Segundo Sérgio Belleza Filho, responsável pelo Departamento de Fundos Imobiliários da corretora Coinvalores, “tem muita gente deixando os encargos e a dor de cabeça típica de uma carteira de flats, por exemplo, e passando para os fundos”. Vale a pena entender quais são as justificativas tributárias por trás dessa preferência, com destaque para a isenção de Imposto de Renda sobre os rendimentos do investidor pessoa física.
Isenção condicionada
Responsável pela regulação tributária dos fundos imobiliários, a Lei nº 9779/99 permite a isenção de alguns tributos, desde que o administrador respeite as seguintes condições:
- Distribuir, ao menos a cada seis meses, 95% do rendimento aos cotistas;
- Não investir em empreendimentos que tenham como incorporador, construtor ou sócio um investidor com mais de 25% das cotas do fundo.
Imposto de Renda
O Imposto de Renda, entretanto, incidirá no eventual ganho de capital derivado da venda de cotas e na distribuição de rendimento ao cotista.

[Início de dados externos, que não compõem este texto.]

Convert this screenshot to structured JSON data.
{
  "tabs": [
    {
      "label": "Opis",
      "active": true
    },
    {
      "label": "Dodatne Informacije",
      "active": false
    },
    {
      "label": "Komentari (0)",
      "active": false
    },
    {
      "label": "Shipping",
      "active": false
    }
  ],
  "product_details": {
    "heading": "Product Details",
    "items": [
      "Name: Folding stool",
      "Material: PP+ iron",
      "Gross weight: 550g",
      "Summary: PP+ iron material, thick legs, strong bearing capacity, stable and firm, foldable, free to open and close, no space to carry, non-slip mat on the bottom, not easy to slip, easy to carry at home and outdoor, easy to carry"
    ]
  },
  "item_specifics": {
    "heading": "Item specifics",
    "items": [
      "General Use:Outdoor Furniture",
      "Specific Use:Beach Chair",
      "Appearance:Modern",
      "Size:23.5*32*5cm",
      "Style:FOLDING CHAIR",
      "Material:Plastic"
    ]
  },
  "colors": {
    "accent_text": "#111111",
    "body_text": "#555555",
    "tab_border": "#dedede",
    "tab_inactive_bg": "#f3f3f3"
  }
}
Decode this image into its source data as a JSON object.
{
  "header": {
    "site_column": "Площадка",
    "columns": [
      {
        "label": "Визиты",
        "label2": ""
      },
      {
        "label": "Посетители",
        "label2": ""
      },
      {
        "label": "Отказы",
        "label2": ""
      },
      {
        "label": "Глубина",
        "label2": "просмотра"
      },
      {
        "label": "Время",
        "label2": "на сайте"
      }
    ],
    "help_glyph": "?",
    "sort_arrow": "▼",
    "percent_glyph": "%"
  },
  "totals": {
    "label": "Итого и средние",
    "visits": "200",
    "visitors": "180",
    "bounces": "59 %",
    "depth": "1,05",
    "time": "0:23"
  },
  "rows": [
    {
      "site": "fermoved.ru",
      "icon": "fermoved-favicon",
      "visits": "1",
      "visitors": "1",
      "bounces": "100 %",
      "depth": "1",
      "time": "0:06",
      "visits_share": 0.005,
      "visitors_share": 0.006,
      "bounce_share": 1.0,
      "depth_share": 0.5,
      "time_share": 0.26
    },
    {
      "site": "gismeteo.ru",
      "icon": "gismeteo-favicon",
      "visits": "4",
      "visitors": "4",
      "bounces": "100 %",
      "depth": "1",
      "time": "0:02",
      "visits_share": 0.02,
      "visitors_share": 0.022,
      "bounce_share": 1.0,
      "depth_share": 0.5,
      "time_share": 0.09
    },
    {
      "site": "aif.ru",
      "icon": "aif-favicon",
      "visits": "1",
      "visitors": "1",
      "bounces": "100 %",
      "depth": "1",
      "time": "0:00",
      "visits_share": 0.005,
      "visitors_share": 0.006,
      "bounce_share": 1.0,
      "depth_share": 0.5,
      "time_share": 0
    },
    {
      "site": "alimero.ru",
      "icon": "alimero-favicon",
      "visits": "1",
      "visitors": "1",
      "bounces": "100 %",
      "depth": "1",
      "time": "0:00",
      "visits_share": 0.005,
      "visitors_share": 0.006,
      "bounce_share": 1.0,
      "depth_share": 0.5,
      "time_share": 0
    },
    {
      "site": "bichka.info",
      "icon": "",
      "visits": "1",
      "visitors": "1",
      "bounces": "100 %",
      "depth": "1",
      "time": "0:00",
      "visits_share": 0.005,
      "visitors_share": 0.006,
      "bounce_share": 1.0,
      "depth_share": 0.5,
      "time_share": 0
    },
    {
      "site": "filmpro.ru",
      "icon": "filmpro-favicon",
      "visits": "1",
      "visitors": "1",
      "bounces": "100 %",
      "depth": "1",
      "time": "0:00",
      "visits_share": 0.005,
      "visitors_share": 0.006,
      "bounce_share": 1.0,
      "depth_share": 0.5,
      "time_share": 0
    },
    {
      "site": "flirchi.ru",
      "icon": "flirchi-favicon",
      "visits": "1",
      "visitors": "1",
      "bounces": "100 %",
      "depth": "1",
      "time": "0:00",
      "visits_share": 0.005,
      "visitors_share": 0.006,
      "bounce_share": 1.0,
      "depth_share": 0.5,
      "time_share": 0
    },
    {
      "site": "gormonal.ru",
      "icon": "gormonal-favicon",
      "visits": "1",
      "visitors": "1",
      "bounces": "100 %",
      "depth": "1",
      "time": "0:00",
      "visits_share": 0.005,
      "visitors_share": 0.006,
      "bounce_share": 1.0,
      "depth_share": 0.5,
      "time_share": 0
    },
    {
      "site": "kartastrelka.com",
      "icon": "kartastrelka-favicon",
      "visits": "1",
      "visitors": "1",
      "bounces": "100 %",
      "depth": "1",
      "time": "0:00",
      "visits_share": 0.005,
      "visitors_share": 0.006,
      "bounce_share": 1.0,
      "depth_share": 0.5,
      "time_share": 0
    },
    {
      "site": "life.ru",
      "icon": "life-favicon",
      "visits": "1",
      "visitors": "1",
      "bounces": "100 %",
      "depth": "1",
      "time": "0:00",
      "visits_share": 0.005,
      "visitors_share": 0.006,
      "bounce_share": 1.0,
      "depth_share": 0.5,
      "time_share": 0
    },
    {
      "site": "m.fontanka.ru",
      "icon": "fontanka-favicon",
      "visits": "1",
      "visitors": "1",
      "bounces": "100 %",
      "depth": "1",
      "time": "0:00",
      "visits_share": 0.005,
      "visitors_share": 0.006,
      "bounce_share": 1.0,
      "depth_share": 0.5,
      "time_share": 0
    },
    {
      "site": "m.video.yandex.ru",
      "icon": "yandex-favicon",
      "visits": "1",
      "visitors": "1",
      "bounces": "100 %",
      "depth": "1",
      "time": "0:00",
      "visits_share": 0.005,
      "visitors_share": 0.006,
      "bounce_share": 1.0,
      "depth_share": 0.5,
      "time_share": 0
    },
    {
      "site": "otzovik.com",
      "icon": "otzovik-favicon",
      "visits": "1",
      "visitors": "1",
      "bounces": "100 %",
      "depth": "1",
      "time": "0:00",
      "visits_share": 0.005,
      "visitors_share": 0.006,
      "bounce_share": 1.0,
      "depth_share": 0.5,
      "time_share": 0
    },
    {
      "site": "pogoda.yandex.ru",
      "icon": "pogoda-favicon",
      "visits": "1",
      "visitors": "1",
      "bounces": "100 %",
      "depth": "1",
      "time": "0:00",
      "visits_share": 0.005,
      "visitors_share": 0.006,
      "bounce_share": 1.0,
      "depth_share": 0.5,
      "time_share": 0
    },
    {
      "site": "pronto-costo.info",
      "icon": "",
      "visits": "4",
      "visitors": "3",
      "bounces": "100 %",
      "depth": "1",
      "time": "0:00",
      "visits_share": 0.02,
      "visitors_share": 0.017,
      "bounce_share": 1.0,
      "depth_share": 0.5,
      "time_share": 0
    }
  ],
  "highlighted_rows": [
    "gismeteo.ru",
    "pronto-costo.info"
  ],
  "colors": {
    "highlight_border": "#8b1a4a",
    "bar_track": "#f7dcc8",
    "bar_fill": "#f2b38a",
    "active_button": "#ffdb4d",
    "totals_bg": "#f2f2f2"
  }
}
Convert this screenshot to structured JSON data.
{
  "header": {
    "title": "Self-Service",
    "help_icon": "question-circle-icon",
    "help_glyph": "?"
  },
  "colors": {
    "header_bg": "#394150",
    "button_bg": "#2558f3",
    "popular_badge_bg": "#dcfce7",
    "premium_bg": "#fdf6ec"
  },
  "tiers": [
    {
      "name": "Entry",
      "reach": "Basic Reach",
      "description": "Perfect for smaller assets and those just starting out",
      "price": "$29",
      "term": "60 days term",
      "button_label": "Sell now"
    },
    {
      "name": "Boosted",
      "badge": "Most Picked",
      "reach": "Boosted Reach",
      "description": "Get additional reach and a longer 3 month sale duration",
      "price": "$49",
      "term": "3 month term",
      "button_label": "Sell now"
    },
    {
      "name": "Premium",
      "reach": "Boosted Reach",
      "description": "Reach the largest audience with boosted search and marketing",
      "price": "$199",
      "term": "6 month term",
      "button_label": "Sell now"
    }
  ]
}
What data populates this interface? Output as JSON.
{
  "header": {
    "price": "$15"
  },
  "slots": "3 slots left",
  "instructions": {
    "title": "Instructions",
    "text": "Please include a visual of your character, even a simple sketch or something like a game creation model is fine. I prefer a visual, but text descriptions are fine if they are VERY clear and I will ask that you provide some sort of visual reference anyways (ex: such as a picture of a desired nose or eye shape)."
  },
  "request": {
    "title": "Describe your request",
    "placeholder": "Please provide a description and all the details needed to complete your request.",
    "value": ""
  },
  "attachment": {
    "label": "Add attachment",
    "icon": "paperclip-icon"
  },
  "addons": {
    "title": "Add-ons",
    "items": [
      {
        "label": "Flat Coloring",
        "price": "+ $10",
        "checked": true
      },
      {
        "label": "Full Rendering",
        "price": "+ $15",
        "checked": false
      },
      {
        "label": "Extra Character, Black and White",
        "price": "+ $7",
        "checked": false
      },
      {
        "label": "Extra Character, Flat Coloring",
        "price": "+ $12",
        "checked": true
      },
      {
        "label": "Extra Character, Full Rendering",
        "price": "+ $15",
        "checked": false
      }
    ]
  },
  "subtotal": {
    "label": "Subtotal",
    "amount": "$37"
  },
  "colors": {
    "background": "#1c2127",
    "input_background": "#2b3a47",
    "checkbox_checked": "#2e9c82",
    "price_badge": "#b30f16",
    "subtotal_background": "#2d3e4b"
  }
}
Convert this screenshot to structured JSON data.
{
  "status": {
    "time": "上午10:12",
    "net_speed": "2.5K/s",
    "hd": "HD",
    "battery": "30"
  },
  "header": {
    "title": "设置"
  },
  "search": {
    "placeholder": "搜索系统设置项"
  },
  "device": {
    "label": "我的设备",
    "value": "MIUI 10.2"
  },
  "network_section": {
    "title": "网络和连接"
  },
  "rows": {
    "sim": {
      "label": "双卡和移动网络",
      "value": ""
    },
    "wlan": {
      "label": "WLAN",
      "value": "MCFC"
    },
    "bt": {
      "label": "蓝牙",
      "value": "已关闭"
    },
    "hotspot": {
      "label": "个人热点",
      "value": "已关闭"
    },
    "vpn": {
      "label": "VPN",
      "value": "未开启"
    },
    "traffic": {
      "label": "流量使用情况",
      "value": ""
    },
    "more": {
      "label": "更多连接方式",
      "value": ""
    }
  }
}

No que diz respeito ao ganho de capital, a alíquota será de 20% para qualquer tipo de investidor.
Já quanto à tributação sobre os rendimentos, existe uma diferença entre pessoas jurídicas e físicas:
- Pessoa jurídica: Imposto de Renda de 20%;
- Pessoa física: isenta de Imposto de Renda.
Para ser realmente isenta da tributação sobre rendimentos, a pessoa física não pode deter 10% ou mais do total de cotas do fundo imobiliário. Além disso, o fundo deve ter um mínimo de 50 cotistas, e precisa negociar em bolsa ou em mercado de balcão organizado.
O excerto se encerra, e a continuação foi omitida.